We consider humans intelligent not because they do better on all possible optimization problems (they don’t, due to the no free lunch theorem), but because they do better on a subset of problems that are actually encountered in the real world. For instance, humans have particular cognitive architectures that allow us to understand language well, and language is something that humans need to understand. This can be seen even more clearly with “cognitive biases”, which are errors in logical reasoning that are nevertheless advantageous for surviving in the ancestral human world. Recently, people have tried to rid themselves of such biases, because of their belief that they no longer help in the modern world, a perfect example of the fact that human intelligence is highly domain-dependent.

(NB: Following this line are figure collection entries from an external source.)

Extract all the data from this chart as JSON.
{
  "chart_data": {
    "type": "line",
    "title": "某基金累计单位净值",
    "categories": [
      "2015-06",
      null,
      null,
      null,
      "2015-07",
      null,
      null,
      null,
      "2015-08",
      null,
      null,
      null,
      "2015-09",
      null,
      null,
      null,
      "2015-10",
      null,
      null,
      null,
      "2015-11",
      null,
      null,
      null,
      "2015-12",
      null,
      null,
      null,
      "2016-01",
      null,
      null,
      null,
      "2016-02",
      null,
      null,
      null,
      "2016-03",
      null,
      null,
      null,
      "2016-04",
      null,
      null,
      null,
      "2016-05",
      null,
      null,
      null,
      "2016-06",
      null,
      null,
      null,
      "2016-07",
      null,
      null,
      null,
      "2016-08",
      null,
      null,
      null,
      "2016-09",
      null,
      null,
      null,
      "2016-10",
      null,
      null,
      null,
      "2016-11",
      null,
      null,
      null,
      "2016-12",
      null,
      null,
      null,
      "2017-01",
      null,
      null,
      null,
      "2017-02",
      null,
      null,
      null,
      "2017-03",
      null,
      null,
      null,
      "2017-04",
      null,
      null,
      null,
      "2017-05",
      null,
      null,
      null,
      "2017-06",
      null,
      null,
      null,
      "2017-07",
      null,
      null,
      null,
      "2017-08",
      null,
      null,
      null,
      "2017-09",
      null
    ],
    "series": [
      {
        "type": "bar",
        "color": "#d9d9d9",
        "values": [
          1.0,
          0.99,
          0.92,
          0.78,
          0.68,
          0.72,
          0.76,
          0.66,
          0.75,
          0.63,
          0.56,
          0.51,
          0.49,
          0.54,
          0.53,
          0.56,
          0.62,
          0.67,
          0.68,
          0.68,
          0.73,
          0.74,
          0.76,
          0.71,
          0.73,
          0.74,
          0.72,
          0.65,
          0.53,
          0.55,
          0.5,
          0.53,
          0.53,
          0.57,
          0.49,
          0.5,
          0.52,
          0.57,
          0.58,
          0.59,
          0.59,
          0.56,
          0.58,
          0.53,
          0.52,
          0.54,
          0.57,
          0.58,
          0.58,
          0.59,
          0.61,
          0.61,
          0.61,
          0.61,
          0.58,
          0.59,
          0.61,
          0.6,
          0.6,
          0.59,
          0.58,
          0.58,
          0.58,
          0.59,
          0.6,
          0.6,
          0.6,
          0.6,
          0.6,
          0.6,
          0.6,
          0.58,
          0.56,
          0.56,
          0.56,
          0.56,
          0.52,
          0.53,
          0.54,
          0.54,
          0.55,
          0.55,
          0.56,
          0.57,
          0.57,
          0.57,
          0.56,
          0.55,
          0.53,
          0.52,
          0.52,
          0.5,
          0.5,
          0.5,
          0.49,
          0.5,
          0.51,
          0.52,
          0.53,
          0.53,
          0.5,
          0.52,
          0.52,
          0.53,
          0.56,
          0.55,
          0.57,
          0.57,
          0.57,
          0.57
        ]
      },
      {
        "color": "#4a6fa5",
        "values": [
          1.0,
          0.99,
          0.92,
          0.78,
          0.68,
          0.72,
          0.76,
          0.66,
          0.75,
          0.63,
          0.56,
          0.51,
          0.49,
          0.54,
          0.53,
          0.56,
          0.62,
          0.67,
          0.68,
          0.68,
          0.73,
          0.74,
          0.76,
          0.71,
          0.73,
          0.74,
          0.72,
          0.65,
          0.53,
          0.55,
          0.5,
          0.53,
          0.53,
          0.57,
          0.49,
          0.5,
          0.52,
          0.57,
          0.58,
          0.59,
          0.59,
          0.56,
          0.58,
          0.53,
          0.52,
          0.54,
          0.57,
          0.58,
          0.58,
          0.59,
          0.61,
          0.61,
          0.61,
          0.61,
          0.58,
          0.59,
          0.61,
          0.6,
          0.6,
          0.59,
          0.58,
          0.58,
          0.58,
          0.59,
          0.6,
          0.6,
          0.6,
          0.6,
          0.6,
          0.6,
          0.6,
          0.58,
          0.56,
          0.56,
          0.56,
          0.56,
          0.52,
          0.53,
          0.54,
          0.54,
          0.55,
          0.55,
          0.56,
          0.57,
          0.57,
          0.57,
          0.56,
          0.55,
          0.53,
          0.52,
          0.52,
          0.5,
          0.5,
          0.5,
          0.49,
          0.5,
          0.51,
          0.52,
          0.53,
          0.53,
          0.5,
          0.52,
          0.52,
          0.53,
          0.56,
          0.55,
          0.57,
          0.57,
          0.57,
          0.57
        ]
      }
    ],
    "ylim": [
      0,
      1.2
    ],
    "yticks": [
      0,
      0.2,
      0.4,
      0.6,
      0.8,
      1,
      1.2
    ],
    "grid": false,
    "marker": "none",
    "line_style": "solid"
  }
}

We can’t do arithmetic nearly as well as machines, but we don’t view them as intelligent because we can do many more things than they can, more flexibly and better. The machine might reply that it can do many things as well: it can quickly multiply 3040 by 2443, but also 42323 by 3242, and 379 by 305, and in an absolutely huge number of these calculations. The human might respond that these are all “just multiplication problems”; the machine might say that human problems are “just thriving-on-planet-earth problems”. When we say intelligence, we essentially just mean “ability to excel at thriving-on-planet-earth problems,” which requires knowledge and cognitive architectures that are specifically good at thriving-on-planet-earth. Thinking too much about "generality" tends to confuse; instead consider performance on thriving-on-planet-earth problems, or particular subsets of those problems.

Agree it's mostly not relevant.

Replies from: Morpheus
comment by Morpheus · 2022-10-04T01:53:12.504Z · LW(p) · GW(p)

I think I disagree (that generality is irrelevant (this is only the case, because nfl-theorems use unreasonable priors)). If your problem has "any" structure: your environment is not maximally random, then you can use Occam's razor and make sense of your environment. No need for the "real world". The paper on universal intelligence is great, by the way, if formalizing intelligence seems interesting.

Replies from: Morpheus
comment by Morpheus · 2022-10-04T02:00:25.417Z · LW(p) · GW(p)

To spell out how this applies to your comment: If you use a reasonable prior, then intelligence is well-defined: some things are smarter than others. For example, GPT3 is smarter than GPT2.